If this contract reflects the real product, the claim that the key stays in the browser is not accurate. If this is only mock code, it is still a dangerous interface to carry into production.

Evidence paths:

  • capablio-mock-website/static/app.js
  • capablio-mock-website/static/admin/admin.js
  • capablio-mock-website/static/shared/crypto-ui.js

B. Some ratings are sent outside the sealed envelope

For Peer, Team, and Customer relationships, the client adds consented_scores to the submission body in addition to the encrypted envelope.

That may be an intentional aggregation design, but it conflicts with the survey copy that says ratings, comments, and rankings are encrypted and the server cannot read the answers. The product must state exactly which data is readable by the service, why, for how long, and under which anonymity controls.

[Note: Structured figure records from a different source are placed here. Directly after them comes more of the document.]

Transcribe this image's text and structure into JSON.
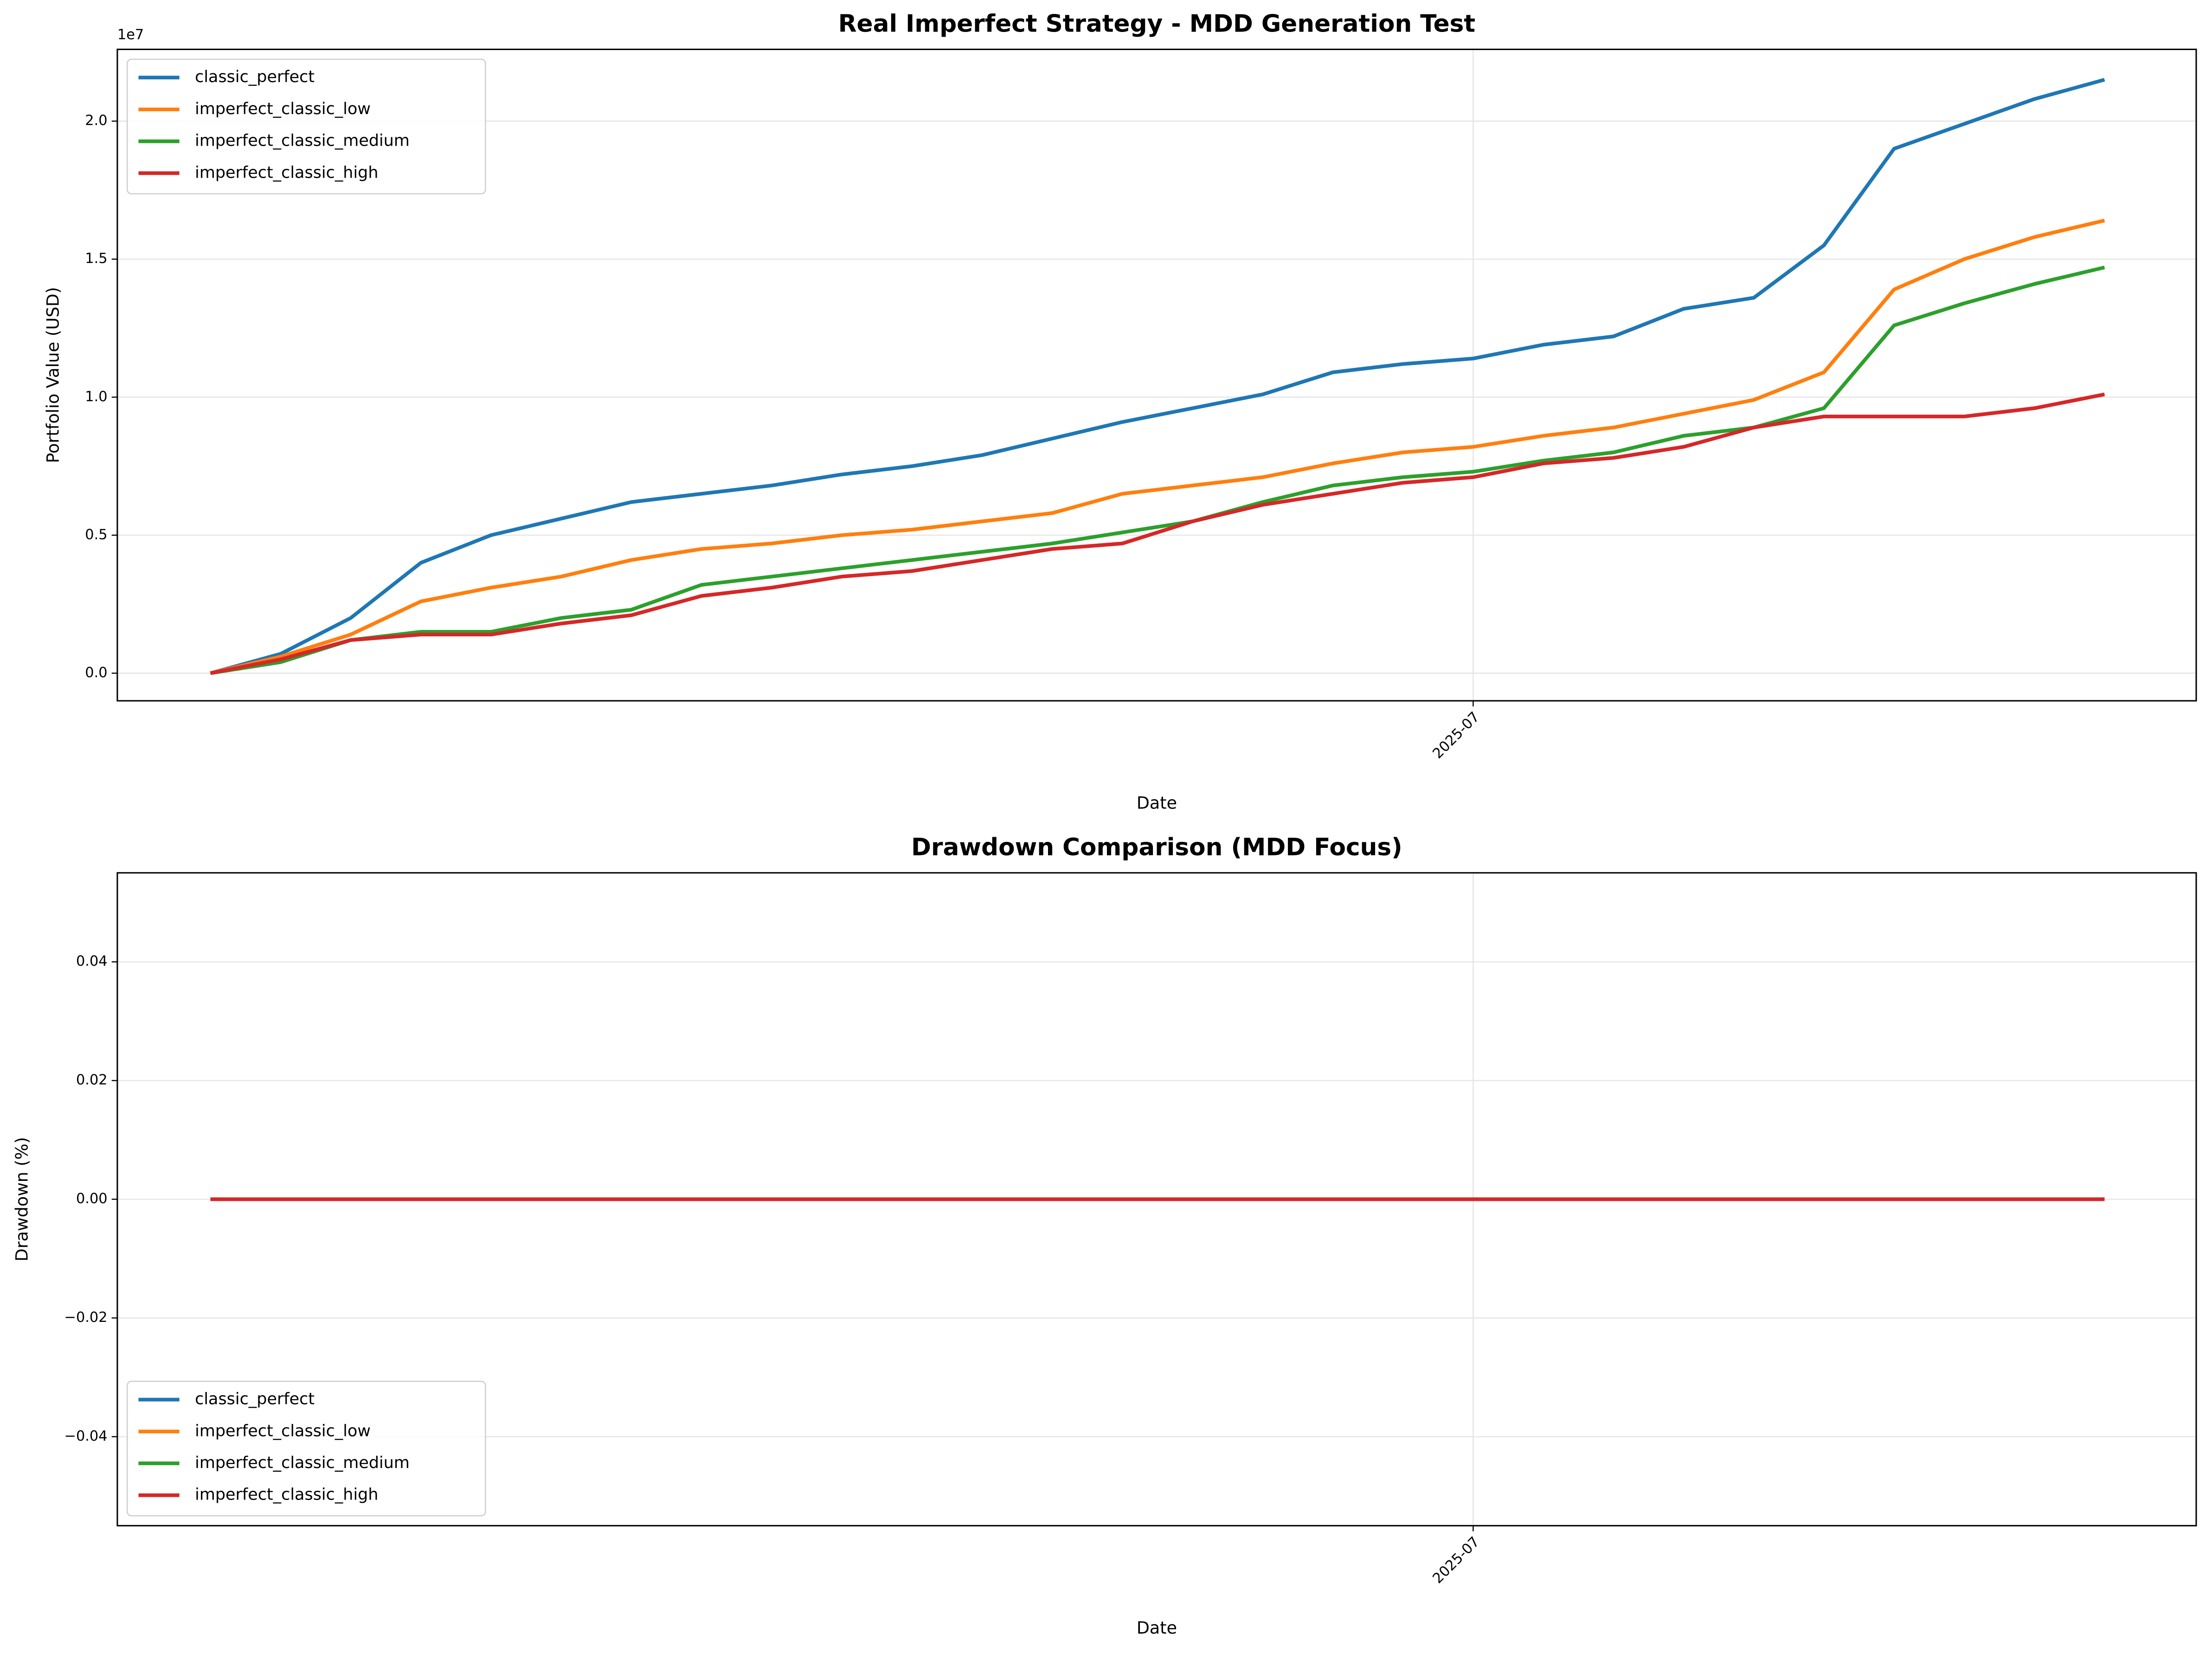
{
  "chart_data": [
    {
      "type": "line",
      "title": "Real Imperfect Strategy - MDD Generation Test",
      "x_label": "Date",
      "y_label": "Portfolio Value (USD)",
      "y_offset_label": "1e7",
      "categories": [
        null,
        null,
        null,
        null,
        null,
        null,
        null,
        null,
        null,
        null,
        null,
        null,
        null,
        null,
        null,
        null,
        null,
        null,
        "2025-07",
        null,
        null,
        null,
        null,
        null,
        null,
        null,
        null,
        null
      ],
      "ylim": [
        -1000000,
        22600000
      ],
      "yticks": [
        {
          "value": 0,
          "label": "0.0"
        },
        {
          "value": 5000000,
          "label": "0.5"
        },
        {
          "value": 10000000,
          "label": "1.0"
        },
        {
          "value": 15000000,
          "label": "1.5"
        },
        {
          "value": 20000000,
          "label": "2.0"
        }
      ],
      "grid": true,
      "legend": "upper left",
      "series": [
        {
          "name": "classic_perfect",
          "color": "#1f77b4",
          "values": [
            0,
            700000,
            2000000,
            4000000,
            5000000,
            5600000,
            6200000,
            6500000,
            6800000,
            7200000,
            7500000,
            7900000,
            8500000,
            9100000,
            9600000,
            10100000,
            10900000,
            11200000,
            11400000,
            11900000,
            12200000,
            13200000,
            13600000,
            15500000,
            19000000,
            19900000,
            20800000,
            21500000
          ]
        },
        {
          "name": "imperfect_classic_low",
          "color": "#ff7f0e",
          "values": [
            0,
            600000,
            1400000,
            2600000,
            3100000,
            3500000,
            4100000,
            4500000,
            4700000,
            5000000,
            5200000,
            5500000,
            5800000,
            6500000,
            6800000,
            7100000,
            7600000,
            8000000,
            8200000,
            8600000,
            8900000,
            9400000,
            9900000,
            10900000,
            13900000,
            15000000,
            15800000,
            16400000
          ]
        },
        {
          "name": "imperfect_classic_medium",
          "color": "#2ca02c",
          "values": [
            0,
            400000,
            1200000,
            1500000,
            1500000,
            2000000,
            2300000,
            3200000,
            3500000,
            3800000,
            4100000,
            4400000,
            4700000,
            5100000,
            5500000,
            6200000,
            6800000,
            7100000,
            7300000,
            7700000,
            8000000,
            8600000,
            8900000,
            9600000,
            12600000,
            13400000,
            14100000,
            14700000
          ]
        },
        {
          "name": "imperfect_classic_high",
          "color": "#d62728",
          "values": [
            0,
            500000,
            1200000,
            1400000,
            1400000,
            1800000,
            2100000,
            2800000,
            3100000,
            3500000,
            3700000,
            4100000,
            4500000,
            4700000,
            5500000,
            6100000,
            6500000,
            6900000,
            7100000,
            7600000,
            7800000,
            8200000,
            8900000,
            9300000,
            9300000,
            9300000,
            9600000,
            10100000
          ]
        }
      ]
    },
    {
      "type": "line",
      "title": "Drawdown Comparison (MDD Focus)",
      "x_label": "Date",
      "y_label": "Drawdown (%)",
      "categories": [
        null,
        null,
        null,
        null,
        null,
        null,
        null,
        null,
        null,
        null,
        null,
        null,
        null,
        null,
        null,
        null,
        null,
        null,
        "2025-07",
        null,
        null,
        null,
        null,
        null,
        null,
        null,
        null,
        null
      ],
      "ylim": [
        -0.055,
        0.055
      ],
      "yticks": [
        {
          "value": -0.04,
          "label": "−0.04"
        },
        {
          "value": -0.02,
          "label": "−0.02"
        },
        {
          "value": 0,
          "label": "0.00"
        },
        0.02,
        0.04
      ],
      "grid": true,
      "legend": "lower left",
      "series": [
        {
          "name": "classic_perfect",
          "color": "#1f77b4",
          "values": [
            0,
            0,
            0,
            0,
            0,
            0,
            0,
            0,
            0,
            0,
            0,
            0,
            0,
            0,
            0,
            0,
            0,
            0,
            0,
            0,
            0,
            0,
            0,
            0,
            0,
            0,
            0,
            0
          ]
        },
        {
          "name": "imperfect_classic_low",
          "color": "#ff7f0e",
          "values": [
            0,
            0,
            0,
            0,
            0,
            0,
            0,
            0,
            0,
            0,
            0,
            0,
            0,
            0,
            0,
            0,
            0,
            0,
            0,
            0,
            0,
            0,
            0,
            0,
            0,
            0,
            0,
            0
          ]
        },
        {
          "name": "imperfect_classic_medium",
          "color": "#2ca02c",
          "values": [
            0,
            0,
            0,
            0,
            0,
            0,
            0,
            0,
            0,
            0,
            0,
            0,
            0,
            0,
            0,
            0,
            0,
            0,
            0,
            0,
            0,
            0,
            0,
            0,
            0,
            0,
            0,
            0
          ]
        },
        {
          "name": "imperfect_classic_high",
          "color": "#d62728",
          "values": [
            0,
            0,
            0,
            0,
            0,
            0,
            0,
            0,
            0,
            0,
            0,
            0,
            0,
            0,
            0,
            0,
            0,
            0,
            0,
            0,
            0,
            0,
            0,
            0,
            0,
            0,
            0,
            0
          ]
        }
      ]
    }
  ]
}
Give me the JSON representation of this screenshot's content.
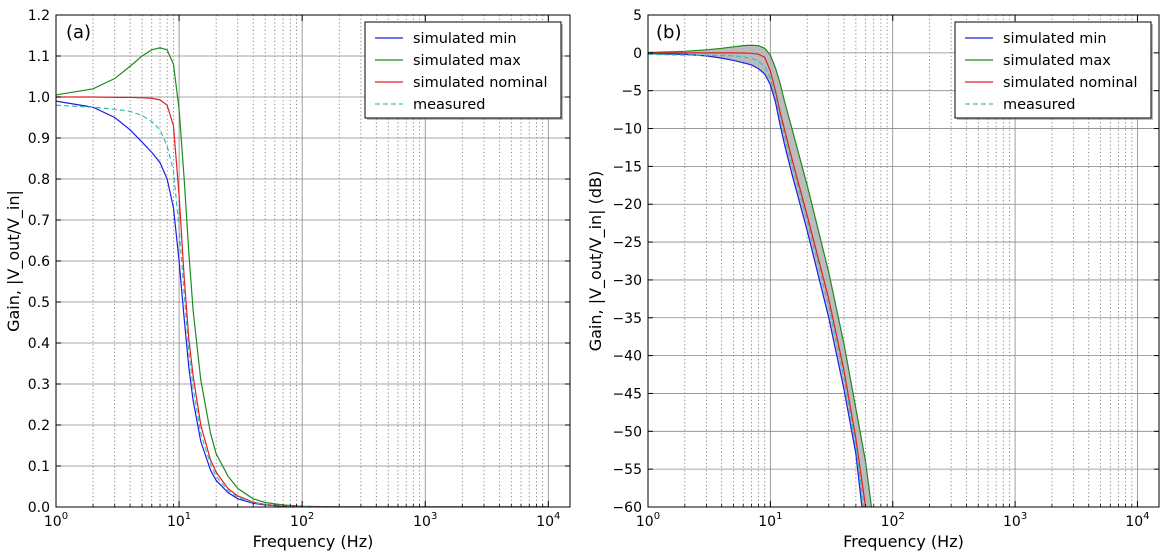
{
  "chart_data": [
    {
      "type": "line",
      "panel_label": "(a)",
      "xlabel": "Frequency (Hz)",
      "ylabel": "Gain, |V_out/V_in|",
      "xscale": "log",
      "xlim": [
        1,
        15000
      ],
      "ylim": [
        0,
        1.2
      ],
      "xtick_labels": [
        {
          "exp": 0,
          "text": "10",
          "sup": "0"
        },
        {
          "exp": 1,
          "text": "10",
          "sup": "1"
        },
        {
          "exp": 2,
          "text": "10",
          "sup": "2"
        },
        {
          "exp": 3,
          "text": "10",
          "sup": "3"
        },
        {
          "exp": 4,
          "text": "10",
          "sup": "4"
        }
      ],
      "yticks": [
        0,
        0.1,
        0.2,
        0.3,
        0.4,
        0.5,
        0.6,
        0.7,
        0.8,
        0.9,
        1.0,
        1.1,
        1.2
      ],
      "ytick_labels": [
        "0.0",
        "0.1",
        "0.2",
        "0.3",
        "0.4",
        "0.5",
        "0.6",
        "0.7",
        "0.8",
        "0.9",
        "1.0",
        "1.1",
        "1.2"
      ],
      "grid": true,
      "legend_position": "top-right",
      "series": [
        {
          "name": "simulated min",
          "color": "#1f1fe0",
          "style": "solid",
          "x": [
            1,
            2,
            3,
            4,
            5,
            6,
            7,
            8,
            9,
            10,
            11,
            12,
            13,
            15,
            18,
            20,
            25,
            30,
            40,
            50,
            70,
            100,
            200,
            1000,
            10000
          ],
          "y": [
            0.99,
            0.975,
            0.95,
            0.92,
            0.89,
            0.865,
            0.84,
            0.8,
            0.73,
            0.6,
            0.46,
            0.34,
            0.26,
            0.16,
            0.09,
            0.065,
            0.035,
            0.02,
            0.009,
            0.005,
            0.002,
            0.001,
            0.0,
            0.0,
            0.0
          ]
        },
        {
          "name": "simulated max",
          "color": "#1f8a1f",
          "style": "solid",
          "x": [
            1,
            2,
            3,
            4,
            5,
            6,
            7,
            8,
            9,
            10,
            11,
            12,
            13,
            15,
            18,
            20,
            25,
            30,
            40,
            50,
            70,
            100,
            200,
            1000,
            10000
          ],
          "y": [
            1.005,
            1.02,
            1.045,
            1.075,
            1.1,
            1.115,
            1.12,
            1.115,
            1.08,
            0.97,
            0.8,
            0.62,
            0.48,
            0.31,
            0.18,
            0.13,
            0.075,
            0.045,
            0.02,
            0.011,
            0.005,
            0.002,
            0.0,
            0.0,
            0.0
          ]
        },
        {
          "name": "simulated nominal",
          "color": "#e02020",
          "style": "solid",
          "x": [
            1,
            2,
            3,
            4,
            5,
            6,
            7,
            8,
            9,
            10,
            11,
            12,
            13,
            15,
            18,
            20,
            25,
            30,
            40,
            50,
            70,
            100,
            200,
            1000,
            10000
          ],
          "y": [
            1.0,
            1.0,
            0.999,
            0.999,
            0.998,
            0.997,
            0.993,
            0.98,
            0.93,
            0.76,
            0.56,
            0.41,
            0.32,
            0.2,
            0.115,
            0.085,
            0.045,
            0.027,
            0.012,
            0.006,
            0.003,
            0.001,
            0.0,
            0.0,
            0.0
          ]
        },
        {
          "name": "measured",
          "color": "#30c0c0",
          "style": "dashed",
          "x": [
            1,
            2,
            3,
            4,
            5,
            6,
            7,
            8,
            9,
            10,
            11,
            12,
            13,
            15,
            18,
            20,
            25,
            30,
            40,
            50,
            70,
            100,
            200,
            1000,
            10000
          ],
          "y": [
            0.98,
            0.975,
            0.97,
            0.965,
            0.955,
            0.94,
            0.92,
            0.88,
            0.82,
            0.68,
            0.52,
            0.38,
            0.29,
            0.18,
            0.105,
            0.075,
            0.04,
            0.024,
            0.011,
            0.006,
            0.003,
            0.001,
            0.0,
            0.0,
            0.0
          ]
        }
      ]
    },
    {
      "type": "line",
      "panel_label": "(b)",
      "xlabel": "Frequency (Hz)",
      "ylabel": "Gain, |V_out/V_in| (dB)",
      "xscale": "log",
      "xlim": [
        1,
        15000
      ],
      "ylim": [
        -60,
        5
      ],
      "xtick_labels": [
        {
          "exp": 0,
          "text": "10",
          "sup": "0"
        },
        {
          "exp": 1,
          "text": "10",
          "sup": "1"
        },
        {
          "exp": 2,
          "text": "10",
          "sup": "2"
        },
        {
          "exp": 3,
          "text": "10",
          "sup": "3"
        },
        {
          "exp": 4,
          "text": "10",
          "sup": "4"
        }
      ],
      "yticks": [
        5,
        0,
        -5,
        -10,
        -15,
        -20,
        -25,
        -30,
        -35,
        -40,
        -45,
        -50,
        -55,
        -60
      ],
      "ytick_labels": [
        "5",
        "0",
        "−5",
        "−10",
        "−15",
        "−20",
        "−25",
        "−30",
        "−35",
        "−40",
        "−45",
        "−50",
        "−55",
        "−60"
      ],
      "grid": true,
      "legend_position": "top-right",
      "shaded_band": {
        "between": [
          "simulated min",
          "simulated max"
        ],
        "color": "#b0b0b0"
      },
      "series": [
        {
          "name": "simulated min",
          "color": "#1f1fe0",
          "style": "solid",
          "x": [
            1,
            2,
            3,
            4,
            5,
            6,
            7,
            8,
            9,
            10,
            11,
            12,
            13,
            15,
            20,
            30,
            40,
            50,
            56
          ],
          "y": [
            -0.1,
            -0.2,
            -0.4,
            -0.7,
            -1.0,
            -1.3,
            -1.6,
            -2.1,
            -2.8,
            -4.2,
            -6.5,
            -9.5,
            -12.0,
            -16.0,
            -23.5,
            -35.0,
            -44.5,
            -53.0,
            -60.0
          ]
        },
        {
          "name": "simulated max",
          "color": "#1f8a1f",
          "style": "solid",
          "x": [
            1,
            2,
            3,
            4,
            5,
            6,
            7,
            8,
            9,
            10,
            11,
            12,
            13,
            15,
            20,
            30,
            40,
            50,
            60,
            67
          ],
          "y": [
            0.05,
            0.2,
            0.4,
            0.6,
            0.8,
            0.95,
            1.0,
            0.95,
            0.6,
            -0.3,
            -2.0,
            -4.0,
            -6.3,
            -10.0,
            -17.5,
            -29.0,
            -38.5,
            -47.0,
            -54.0,
            -60.0
          ]
        },
        {
          "name": "simulated nominal",
          "color": "#e02020",
          "style": "solid",
          "x": [
            1,
            2,
            3,
            4,
            5,
            6,
            7,
            8,
            9,
            10,
            11,
            12,
            13,
            15,
            20,
            30,
            40,
            50,
            60
          ],
          "y": [
            0.0,
            0.0,
            0.0,
            0.0,
            0.0,
            -0.02,
            -0.06,
            -0.18,
            -0.6,
            -2.4,
            -5.0,
            -7.8,
            -10.0,
            -14.0,
            -21.5,
            -32.5,
            -42.0,
            -51.0,
            -60.0
          ]
        },
        {
          "name": "measured",
          "color": "#30c0c0",
          "style": "dashed",
          "x": [
            1,
            2,
            3,
            4,
            5,
            6,
            7,
            8,
            9,
            10,
            11,
            12,
            13,
            15,
            20,
            30,
            40,
            50,
            58
          ],
          "y": [
            -0.2,
            -0.3,
            -0.3,
            -0.35,
            -0.4,
            -0.55,
            -0.75,
            -1.1,
            -1.8,
            -3.4,
            -5.7,
            -8.5,
            -10.8,
            -14.8,
            -22.2,
            -33.5,
            -43.0,
            -52.0,
            -60.0
          ]
        }
      ]
    }
  ]
}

C. User-facing privacy claims and code behavior are inconsistent

The UI says the key stays in the browser and the survey screenshot says the server stores only sealed envelopes and cannot read answers. The source contract suggests otherwise.

Until the architecture is validated and corrected, the following language must not be published as a marketing claim:

  • zero knowledge
  • keys never leave the browser
  • the server cannot read ratings
  • end-to-end encrypted feedback

A precise, narrower claim may be possible after threat-model and implementation review.

D. Additional security/product risks need explicit review

  • Private key and bearer token are held in sessionStorage, so an XSS compromise can access them.
  • Server-generated HTML is placed into unsandboxed iframe.srcdoc containers.
  • Some people data is interpolated into innerHTML without visible escaping in the supplied source.
  • The sign-in copy refers to receiving a private key file from HR, which implies a custody model that must be reconciled with subject-private claims.
  • Manual sign-in URLs and full email bodies are rendered inline in long admin pages.

These are not proof of production vulnerabilities because the pack is a mock/static export. They are sufficient to require a blocking architecture and security review.

What does not change

The target direction remains sound:

  • public marketing and trust site
  • customer documentation and contextual help
  • role-aware workspaces
  • individual, manager, HR, tenant-admin, and platform-operator experiences
  • adaptive question/packs/program administration
  • campaign and rater operations
  • interactive results and PDP
  • entitlement, billing, integration, retention, audit, and support-access controls
  • accessible responsive design
  • tested offline and printable reports

The new evidence changes how the team should reach that target, not the target itself.